UNITED STATES—I know I’m not the only person who has experienced this, where you have a day or a week that you are absolutely frustrated to the core. Now, let me be crystal clear: I said frustrated, not anger. Anger and frustration are two different things. Anger is an inability to control how you feel; there is a level of rage with it. When it comes to frustration, it’s an issue of processing various stimuli in the atmosphere. You’re upset, you’re annoyed; you’re disappointed, in essence you’re irritated.

I’m feeling that more and more with one of my places of employment, where I feel like a select few work and the rest play games and I’m sick of it. I’ve seen this so much in corporate America that I cannot explain it. It seems employers are fine and dandy with paying people to do absolutely nothing, while you have a select few on staff who are giving their all, literally and physically. Nothing annoys me more than when I have to do someone else’s job. They know how to do their job, but instead of actually doing it they pass it off to someone else.

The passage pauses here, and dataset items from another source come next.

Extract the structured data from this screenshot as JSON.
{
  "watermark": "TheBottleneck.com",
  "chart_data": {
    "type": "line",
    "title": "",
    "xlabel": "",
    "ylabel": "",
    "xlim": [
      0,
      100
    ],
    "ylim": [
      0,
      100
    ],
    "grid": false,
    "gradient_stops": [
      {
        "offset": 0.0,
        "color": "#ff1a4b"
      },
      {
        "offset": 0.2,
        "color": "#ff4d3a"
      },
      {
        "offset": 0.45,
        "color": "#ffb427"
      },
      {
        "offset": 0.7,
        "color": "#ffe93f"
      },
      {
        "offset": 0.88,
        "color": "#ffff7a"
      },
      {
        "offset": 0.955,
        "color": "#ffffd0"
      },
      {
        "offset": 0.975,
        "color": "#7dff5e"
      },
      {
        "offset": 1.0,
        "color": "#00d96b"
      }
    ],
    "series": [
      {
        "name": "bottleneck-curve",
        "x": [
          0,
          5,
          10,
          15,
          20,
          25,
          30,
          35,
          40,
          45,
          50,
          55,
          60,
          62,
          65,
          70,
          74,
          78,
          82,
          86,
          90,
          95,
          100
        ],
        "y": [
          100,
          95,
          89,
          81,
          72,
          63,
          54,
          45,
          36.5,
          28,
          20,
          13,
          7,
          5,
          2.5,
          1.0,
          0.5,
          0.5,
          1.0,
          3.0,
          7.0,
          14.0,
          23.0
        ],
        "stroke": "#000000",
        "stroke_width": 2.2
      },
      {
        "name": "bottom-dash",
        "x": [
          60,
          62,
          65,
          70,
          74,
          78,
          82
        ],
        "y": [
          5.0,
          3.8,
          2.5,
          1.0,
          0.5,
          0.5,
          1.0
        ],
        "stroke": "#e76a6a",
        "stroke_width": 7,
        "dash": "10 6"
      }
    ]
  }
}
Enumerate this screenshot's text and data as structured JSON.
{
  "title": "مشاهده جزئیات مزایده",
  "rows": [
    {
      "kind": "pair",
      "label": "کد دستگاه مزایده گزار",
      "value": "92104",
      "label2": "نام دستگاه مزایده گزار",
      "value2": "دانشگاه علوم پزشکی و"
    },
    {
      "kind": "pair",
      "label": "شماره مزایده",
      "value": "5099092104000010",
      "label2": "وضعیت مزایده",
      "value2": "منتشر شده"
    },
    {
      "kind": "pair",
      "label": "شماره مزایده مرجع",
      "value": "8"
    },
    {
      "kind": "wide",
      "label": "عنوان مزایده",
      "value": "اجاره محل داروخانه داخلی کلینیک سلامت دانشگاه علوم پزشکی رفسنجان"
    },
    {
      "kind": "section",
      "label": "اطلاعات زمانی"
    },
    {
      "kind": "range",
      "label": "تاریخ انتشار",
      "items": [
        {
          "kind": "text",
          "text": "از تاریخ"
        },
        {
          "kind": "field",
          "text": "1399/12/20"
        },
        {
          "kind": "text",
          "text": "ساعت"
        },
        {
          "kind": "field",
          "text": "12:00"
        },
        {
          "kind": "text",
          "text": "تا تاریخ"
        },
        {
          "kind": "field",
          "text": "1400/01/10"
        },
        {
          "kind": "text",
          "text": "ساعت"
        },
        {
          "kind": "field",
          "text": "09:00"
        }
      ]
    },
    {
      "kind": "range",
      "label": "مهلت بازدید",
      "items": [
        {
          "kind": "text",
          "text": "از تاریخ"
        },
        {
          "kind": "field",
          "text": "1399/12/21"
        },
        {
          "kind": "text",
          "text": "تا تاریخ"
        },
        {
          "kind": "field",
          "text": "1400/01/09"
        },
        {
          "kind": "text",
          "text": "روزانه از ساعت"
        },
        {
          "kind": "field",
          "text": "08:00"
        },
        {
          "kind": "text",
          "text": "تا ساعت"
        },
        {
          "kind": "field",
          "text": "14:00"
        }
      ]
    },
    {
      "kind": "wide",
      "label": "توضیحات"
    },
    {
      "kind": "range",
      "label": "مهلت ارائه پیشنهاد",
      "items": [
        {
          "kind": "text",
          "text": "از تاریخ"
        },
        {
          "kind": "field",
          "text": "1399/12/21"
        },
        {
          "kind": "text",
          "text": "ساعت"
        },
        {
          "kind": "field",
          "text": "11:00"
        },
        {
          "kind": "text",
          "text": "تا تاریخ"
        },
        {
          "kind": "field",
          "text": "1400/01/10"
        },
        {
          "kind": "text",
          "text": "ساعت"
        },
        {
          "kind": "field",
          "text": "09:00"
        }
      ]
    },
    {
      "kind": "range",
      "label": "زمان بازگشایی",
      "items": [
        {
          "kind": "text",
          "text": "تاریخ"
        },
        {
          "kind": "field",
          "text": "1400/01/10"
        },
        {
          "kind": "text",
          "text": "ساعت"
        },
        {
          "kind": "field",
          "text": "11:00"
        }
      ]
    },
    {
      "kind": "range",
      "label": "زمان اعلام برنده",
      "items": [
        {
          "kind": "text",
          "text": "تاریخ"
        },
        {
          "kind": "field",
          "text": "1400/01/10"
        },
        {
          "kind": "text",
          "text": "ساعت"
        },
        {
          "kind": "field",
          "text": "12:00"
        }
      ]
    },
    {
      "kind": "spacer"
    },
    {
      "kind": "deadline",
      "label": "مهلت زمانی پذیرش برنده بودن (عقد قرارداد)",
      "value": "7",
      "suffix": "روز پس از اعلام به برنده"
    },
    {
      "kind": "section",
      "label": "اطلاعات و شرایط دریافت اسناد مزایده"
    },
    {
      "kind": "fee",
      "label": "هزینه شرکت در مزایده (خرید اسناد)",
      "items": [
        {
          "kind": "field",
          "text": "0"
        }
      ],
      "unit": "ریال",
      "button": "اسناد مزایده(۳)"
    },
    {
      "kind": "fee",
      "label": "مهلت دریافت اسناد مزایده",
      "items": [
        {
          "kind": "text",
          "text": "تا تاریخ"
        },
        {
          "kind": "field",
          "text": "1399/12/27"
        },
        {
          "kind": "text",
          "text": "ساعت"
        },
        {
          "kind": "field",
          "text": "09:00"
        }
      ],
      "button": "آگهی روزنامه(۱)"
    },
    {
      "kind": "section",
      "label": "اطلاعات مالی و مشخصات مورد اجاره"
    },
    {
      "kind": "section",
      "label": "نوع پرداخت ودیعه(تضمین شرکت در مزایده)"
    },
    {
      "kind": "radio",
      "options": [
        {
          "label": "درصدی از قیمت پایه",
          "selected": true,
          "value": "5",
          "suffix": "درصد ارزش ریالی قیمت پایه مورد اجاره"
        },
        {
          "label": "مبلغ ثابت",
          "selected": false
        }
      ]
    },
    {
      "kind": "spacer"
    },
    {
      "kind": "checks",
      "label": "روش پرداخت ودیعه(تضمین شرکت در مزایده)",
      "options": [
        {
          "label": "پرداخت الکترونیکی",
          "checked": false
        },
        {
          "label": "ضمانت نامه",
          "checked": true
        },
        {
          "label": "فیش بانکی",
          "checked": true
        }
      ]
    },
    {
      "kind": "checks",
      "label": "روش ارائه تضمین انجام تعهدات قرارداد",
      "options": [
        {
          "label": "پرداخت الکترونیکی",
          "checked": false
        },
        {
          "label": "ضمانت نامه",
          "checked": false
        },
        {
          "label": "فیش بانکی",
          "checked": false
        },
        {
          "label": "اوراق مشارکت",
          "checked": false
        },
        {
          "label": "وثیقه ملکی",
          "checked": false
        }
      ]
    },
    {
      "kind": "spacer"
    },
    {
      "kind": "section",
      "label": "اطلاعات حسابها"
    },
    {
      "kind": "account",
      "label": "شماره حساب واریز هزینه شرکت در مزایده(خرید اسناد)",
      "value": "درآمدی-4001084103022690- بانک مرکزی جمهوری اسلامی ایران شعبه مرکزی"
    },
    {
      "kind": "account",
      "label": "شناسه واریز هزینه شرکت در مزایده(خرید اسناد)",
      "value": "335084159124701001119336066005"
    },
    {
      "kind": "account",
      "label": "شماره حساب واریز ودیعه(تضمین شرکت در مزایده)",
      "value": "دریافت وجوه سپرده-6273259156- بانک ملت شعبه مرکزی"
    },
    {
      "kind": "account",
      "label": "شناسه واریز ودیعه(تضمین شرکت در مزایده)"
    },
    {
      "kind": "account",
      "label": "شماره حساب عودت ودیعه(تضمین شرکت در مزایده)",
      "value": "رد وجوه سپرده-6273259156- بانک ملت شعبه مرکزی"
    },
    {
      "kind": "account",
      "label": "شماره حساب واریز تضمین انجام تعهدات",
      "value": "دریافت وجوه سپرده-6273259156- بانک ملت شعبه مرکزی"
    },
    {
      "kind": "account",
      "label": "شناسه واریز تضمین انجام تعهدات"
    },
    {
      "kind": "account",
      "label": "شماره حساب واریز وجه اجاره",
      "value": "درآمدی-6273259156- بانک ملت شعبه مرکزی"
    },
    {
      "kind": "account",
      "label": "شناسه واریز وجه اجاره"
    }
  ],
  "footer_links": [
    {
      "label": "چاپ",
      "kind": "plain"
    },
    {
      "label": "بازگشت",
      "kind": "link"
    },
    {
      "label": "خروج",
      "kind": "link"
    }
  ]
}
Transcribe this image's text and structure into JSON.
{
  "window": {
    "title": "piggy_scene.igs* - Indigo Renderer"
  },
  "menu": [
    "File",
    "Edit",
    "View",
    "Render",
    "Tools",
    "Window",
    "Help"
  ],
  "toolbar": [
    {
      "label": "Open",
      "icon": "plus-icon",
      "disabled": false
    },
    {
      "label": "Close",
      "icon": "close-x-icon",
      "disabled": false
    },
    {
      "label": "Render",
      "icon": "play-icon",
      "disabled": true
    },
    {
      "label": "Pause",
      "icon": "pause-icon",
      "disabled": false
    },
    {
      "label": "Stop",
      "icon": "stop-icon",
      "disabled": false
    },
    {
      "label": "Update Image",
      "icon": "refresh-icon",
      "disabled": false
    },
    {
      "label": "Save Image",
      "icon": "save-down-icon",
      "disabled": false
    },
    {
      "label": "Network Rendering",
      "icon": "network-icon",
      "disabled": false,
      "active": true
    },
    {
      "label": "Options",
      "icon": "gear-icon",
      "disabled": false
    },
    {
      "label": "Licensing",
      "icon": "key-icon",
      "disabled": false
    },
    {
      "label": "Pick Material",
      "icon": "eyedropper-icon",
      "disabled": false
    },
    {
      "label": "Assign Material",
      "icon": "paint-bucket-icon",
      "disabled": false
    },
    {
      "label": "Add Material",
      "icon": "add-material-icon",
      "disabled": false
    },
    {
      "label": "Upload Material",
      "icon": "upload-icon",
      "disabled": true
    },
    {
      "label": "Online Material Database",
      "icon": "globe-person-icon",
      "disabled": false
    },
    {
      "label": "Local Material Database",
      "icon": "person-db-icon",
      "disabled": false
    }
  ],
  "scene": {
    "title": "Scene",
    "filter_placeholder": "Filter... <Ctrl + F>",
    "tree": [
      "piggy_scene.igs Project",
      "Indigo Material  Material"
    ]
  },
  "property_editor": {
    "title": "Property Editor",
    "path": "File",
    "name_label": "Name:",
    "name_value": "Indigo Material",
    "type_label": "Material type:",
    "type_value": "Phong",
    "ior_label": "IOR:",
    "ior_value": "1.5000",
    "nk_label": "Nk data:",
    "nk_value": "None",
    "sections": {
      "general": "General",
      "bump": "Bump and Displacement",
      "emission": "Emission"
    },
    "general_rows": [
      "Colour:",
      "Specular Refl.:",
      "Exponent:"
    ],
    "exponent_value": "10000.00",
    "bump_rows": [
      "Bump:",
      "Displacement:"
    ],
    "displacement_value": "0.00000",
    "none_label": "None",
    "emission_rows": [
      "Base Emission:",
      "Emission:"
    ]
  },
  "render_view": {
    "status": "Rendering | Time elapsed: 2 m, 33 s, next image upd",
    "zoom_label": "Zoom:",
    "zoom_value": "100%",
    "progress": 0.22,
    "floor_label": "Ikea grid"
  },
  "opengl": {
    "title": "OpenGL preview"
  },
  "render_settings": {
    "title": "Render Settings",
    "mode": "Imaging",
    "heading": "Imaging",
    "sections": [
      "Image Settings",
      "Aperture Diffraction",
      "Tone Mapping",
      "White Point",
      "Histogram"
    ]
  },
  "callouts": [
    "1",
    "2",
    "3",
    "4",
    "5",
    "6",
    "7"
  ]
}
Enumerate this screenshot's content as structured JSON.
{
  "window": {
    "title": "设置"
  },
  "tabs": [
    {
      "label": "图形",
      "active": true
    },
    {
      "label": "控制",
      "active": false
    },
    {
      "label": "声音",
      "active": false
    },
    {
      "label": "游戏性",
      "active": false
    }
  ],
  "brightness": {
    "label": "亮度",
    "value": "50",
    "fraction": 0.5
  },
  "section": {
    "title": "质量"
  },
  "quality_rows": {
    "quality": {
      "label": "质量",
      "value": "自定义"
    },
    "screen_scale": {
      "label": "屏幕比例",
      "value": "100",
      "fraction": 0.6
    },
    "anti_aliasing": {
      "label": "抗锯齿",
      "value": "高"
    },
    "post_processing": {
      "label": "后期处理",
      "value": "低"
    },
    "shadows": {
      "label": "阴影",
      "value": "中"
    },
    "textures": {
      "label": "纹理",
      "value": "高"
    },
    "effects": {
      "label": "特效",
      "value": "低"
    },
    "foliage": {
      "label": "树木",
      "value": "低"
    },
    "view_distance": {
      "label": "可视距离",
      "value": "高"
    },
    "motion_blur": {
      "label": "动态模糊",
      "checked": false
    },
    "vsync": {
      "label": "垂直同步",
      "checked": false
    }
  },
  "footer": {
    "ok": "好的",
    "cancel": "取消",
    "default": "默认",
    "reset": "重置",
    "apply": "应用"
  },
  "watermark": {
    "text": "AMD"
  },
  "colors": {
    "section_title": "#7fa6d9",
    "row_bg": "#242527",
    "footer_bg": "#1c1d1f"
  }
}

You have those in management who at times call out the behavior, but it is not enough. It makes the workers who are actually working feel unappreciated and that is never a good sign in my book. I firmly believe in that motto that you don’t know a good thing until you no longer have it. I think that greatly applies to the workforce. Employers can sometimes take advantage of the good workers, and when they finally reach that point of no return that’s it. I recall doing that vividly during my high school and early college years where I worked for a company that had multiple locations.

I got so fed up seeing so many of my ‘co-workers’ (and yes I placed that in parenthesis because I never mingled with the lazy) that I submitted a request for a transfer to another location. The company was slightly stunned, but I had just had it, I was frustrated to the point that one of two things was going to happen 1) I would move to a new location 2) I would resign/quit from the company. During that time away, it allowed me to have some perspective on things, but the company also appreciated what I did a ton more.

How so? They would call all the time, and after several months away, they asked me to return to the location that I previously started, which I did. During that time, I learned the company had cleaned house a bit getting rid of staff that wasn’t actually performing as expected. This column is to open the dialogue between employers and their employees to pinpoint when you have unhappy staff. Don’t just sit and act as if everything is ok, and there is nothing to worry about in the long run.

Doing so can become a grave mistake because those who have worked relentlessly can just one day decide they’ve had enough and are ready to move on. Where does that leave the employer? Stuck with the lazy, non-caring staff that did nothing to begin with! By that time it’s too late to sway that superstar worker who has found new employment or has come to terms that he or she should have left that positions eons ago.